Our roundup of the health news headlines on Wednesday 2 November

Having reported yesterday that red wine protects against heart disease and diabetes, the Daily Mail reveals today that wine drinkers are putting themselves at risk of breast cancer.

Women who drink just two glasses of wine a day are 50% more likely to get breast cancer than those who don't drink at all, the paper says.

A major study published in the Journal of the American Medical Association has found that even those who drink only three or four glasses of wine over an entire week – well within the Government's recommended limits – are putting themselves at risk.

Researchers at Harvard University and Brigham and Women's Hospital in Boston, Massachusetts, looked at the records of 105,986 women aged 30 to 55 who completed surveys on their current drinking habits and how much they drank when they were younger.

Doctors could face up to five years in jail under a plan to stop antipsychotic drugs being used as a potentially fatal ‘chemical cosh' to sedate dementia patients, according to the Daily Telegraph.

Health minister Paul Burstow will announce details of the policy in a speech to the Dementia Congress in Liverpool today. Last year, Mr Burstow set a target to reduce the number of elderly care home residents and dementia patients routinely prescribed the drugs from the current 180,000 to around 60,000 by the end of this month.

Unless the current ‘consensual' approach cuts prescriptions by two thirds, the Government will reform the law so that the prescription of antipsychotic drugs must comply with deprivation of liberty safeguards, under the Mental Capacity Act.

Medical staff could be forced to apply for permission from a primary care trust or local authority before prescribing the drugs.
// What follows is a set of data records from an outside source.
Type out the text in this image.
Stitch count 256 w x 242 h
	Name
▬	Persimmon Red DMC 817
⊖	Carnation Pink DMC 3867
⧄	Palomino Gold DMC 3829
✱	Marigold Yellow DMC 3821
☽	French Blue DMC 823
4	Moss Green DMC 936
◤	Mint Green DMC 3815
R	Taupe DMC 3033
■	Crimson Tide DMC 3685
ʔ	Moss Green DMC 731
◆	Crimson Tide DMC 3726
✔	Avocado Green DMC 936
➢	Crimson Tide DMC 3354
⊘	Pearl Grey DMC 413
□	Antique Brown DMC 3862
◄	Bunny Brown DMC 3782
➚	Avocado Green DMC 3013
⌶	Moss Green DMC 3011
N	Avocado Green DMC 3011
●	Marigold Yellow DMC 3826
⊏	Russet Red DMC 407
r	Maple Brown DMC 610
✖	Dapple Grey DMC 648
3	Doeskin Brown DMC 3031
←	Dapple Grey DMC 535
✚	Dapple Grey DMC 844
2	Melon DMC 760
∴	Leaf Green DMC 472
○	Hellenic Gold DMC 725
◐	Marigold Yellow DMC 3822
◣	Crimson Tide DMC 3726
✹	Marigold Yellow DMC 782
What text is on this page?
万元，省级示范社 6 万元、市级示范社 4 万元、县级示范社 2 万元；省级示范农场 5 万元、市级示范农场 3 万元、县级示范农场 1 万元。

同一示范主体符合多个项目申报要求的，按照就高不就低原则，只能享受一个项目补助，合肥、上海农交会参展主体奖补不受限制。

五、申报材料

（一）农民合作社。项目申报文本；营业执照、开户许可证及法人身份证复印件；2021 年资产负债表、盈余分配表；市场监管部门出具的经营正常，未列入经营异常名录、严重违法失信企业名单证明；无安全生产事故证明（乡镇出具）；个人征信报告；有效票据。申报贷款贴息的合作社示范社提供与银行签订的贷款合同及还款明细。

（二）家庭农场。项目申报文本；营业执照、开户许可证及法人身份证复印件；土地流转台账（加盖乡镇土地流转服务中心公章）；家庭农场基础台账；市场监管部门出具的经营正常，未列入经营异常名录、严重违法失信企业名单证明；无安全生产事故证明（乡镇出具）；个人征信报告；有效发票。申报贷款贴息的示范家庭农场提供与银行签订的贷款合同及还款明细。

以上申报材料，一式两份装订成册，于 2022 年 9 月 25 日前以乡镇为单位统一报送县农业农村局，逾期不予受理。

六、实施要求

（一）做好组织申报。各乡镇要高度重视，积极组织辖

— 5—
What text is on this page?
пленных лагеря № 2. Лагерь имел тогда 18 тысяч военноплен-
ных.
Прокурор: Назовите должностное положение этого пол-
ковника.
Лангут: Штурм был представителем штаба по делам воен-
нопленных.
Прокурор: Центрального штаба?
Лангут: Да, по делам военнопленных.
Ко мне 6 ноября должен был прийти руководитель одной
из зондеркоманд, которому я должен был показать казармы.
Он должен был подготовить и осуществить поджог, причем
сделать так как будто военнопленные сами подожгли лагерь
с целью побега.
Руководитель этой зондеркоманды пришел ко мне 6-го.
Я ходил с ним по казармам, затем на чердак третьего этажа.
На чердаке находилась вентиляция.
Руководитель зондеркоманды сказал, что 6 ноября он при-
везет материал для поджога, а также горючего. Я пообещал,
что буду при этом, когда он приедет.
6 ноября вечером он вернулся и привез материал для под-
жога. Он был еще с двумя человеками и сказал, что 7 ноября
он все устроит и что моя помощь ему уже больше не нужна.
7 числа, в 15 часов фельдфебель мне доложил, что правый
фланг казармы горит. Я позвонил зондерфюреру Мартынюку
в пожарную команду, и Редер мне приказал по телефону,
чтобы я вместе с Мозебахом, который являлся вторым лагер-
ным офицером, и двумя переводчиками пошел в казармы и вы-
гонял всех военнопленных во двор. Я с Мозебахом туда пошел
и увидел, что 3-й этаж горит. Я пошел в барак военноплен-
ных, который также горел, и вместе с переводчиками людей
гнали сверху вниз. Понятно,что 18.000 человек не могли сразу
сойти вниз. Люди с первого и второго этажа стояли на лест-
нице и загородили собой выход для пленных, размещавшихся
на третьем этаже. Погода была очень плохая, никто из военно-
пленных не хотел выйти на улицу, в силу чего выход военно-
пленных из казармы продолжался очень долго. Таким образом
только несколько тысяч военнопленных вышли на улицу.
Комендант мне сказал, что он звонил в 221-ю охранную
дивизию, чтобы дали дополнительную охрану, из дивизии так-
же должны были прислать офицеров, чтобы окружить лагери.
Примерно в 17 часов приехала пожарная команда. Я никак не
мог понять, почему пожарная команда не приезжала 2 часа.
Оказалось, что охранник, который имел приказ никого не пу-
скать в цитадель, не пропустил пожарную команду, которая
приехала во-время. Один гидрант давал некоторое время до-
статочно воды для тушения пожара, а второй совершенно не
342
The Telegraph is also among those reporting that a widely-used drug might help treat children with progeria - the condition that ages them up to eight times too quickly. 

The drug - which is also used to treat people who have overdosed on paracetamol - could help slow the ageing process in the elderly, researchers believe - a fact which prompts The Mirror to suggest ‘scientists have found a cure for ageing'.

People with progeria also suffer heart problems, lack of growth and loss of body fat and hair and writing in Human Molecular Genetics, scientists from Durham University researchers said the condition was partly due to DNA damage caused by a harmful reactive molecule called reactive oxygen species.

Using a drug known as N-acetyl cysteine (NAC) scientists were able to limit and repair damage to the DNA and reduce levels of reactive oxygen species, helping cells stay healthy for longer.

Although NAC did not affect some types of cell damage, these can be controlled using dietary supplements and a combination of the two could help treat progeria, researchers said.